Barbara mostra la piccola macelleria-spaccio e stampa un’etichetta: “La trasparenza per noi è fondamentale: c’è scritto chi ha controllato, chi ha macellato, chi ha sezionato ogni singolo capo. E quando: cerca le stesse informazioni sui prodotti in vendita tra i banchi della grande distribuzione organizzata”.
Negozi specializzati nei prodotti biologici non esistono nei dieci comuni del Bio-distretto (il più grande, Civita Castellana, fa circa 10mila abitanti), ma lo spaccio aperto 3 anni fa dall’azienda Ercolini è già una vetrina per altre aziende che aderiscono al percorso: oltre a verdure, ortaggi e legumi prodotti nei campi e nelle serre che sono letteralmente “a vista”, tra i banchi ci sono i formaggi di mucca dell’azienda Lucciano (www.fattorialucciano.com) e quelli di capra di Cattani, i vini di Ciucci (agricolaciucci.it), la pasta dell’azienda agricola Cavalieri (agricavalieri.it) e le creme spalmabili di DeaNocciola (www.deanocciola.comwww.deanocciola.com). Marina Ercolini e il marito gestiscono quest’azienda di ottanta ettari da 4 anni.

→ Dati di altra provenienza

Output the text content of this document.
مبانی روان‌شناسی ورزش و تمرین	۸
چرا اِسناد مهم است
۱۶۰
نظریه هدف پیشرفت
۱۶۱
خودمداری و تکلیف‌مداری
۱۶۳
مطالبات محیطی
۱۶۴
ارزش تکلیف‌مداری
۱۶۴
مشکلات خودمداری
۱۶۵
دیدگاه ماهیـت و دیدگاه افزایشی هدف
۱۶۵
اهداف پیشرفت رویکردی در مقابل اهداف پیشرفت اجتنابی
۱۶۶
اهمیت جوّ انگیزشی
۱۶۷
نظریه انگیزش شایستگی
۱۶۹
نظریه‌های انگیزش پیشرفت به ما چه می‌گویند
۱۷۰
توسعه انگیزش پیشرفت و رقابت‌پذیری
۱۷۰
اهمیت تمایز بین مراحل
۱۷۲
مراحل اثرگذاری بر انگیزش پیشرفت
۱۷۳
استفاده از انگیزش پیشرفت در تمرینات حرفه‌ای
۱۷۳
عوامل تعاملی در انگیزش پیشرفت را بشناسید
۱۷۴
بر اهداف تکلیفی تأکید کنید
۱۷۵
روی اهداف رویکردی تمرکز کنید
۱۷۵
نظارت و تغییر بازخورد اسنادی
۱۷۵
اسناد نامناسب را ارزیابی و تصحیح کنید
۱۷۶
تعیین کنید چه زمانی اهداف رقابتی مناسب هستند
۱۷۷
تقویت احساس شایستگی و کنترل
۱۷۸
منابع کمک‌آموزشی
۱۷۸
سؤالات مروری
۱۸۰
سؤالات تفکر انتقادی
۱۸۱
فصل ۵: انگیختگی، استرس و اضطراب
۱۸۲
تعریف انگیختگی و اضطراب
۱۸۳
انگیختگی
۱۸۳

“La proprietà era già di mio nonno, ed è stato mio padre -nel 2000- a convertire la produzione al biologico”. Un’idea che è scritta da sempre sui muri della casa colonica che ospita l’azienda degli Ercolini. La costruzione risale al periodo fascista, e un motto del Ventennio spiega: “Bisogna dare la massima fecondità a ogni zolla di terra”. La risposta, moderna, è l’agricoltura biologica, che produce e non stressa il terreno. Perché dalla fertilità del suolo dipende il futuro, anche quello del Bio-distretto. —

Distretti fratelli
Nei prossimi mesi nasceranno due nuovi Bio-distretti, quello della Val di Gresta, nel territorio della Provincia autonoma di Trento, e quello delle Valli Valdesi, in Piemonte. Si aggiungeranno ai cinque che già esistono, che oltre a quello della Via Amerina e delle Forre sono in Cilento (in Campania), quello Grecanico (Calabria) e -infine- i due toscani a Greve in Chianti (“il territorio dell’eccellenza vitivinicola di Panzano in Chianti”) e a Gaiole in Chianti (“Chianti storico”).
“Dopo 25 anni di agricoltura biologica, non ha più senso parlare di conversione aziendale, perché l’importante è una conversione dei territori” spiega ad Ae Salvatore Basile, che è il responsabile del progetto bio-distretti per Aiab (www.biodistretto.net).
Nel mese di ottobre, intanto, è stato firmato un accordo tra i bio-distretti italiani e quello francese della Bio Vallée, nella valle della Drôme (www.biovallee.fr), “un gemellaggio che in embrione rappresenta l’avvio di una rete europea” spiega Salvatore Basile.
Da un punto di vista “operativo”, in base a questo accordo verrà avviato -già a partire dal Natale 2013- uno scambio commerciale dei prodotti dei bio-distretti, grazie alle piattaforme “Spazio bio” presso la Città dell’Altra Economia di Roma e “La Carline” presso la cittadina di Die, nella Drôme (in Francia).
La nascita del Bio-distretto delle Valli Valdesi, invece, permetterà di immaginare anche itinerari turistici in comune, creando bio-sentieri attraverso le Alpi.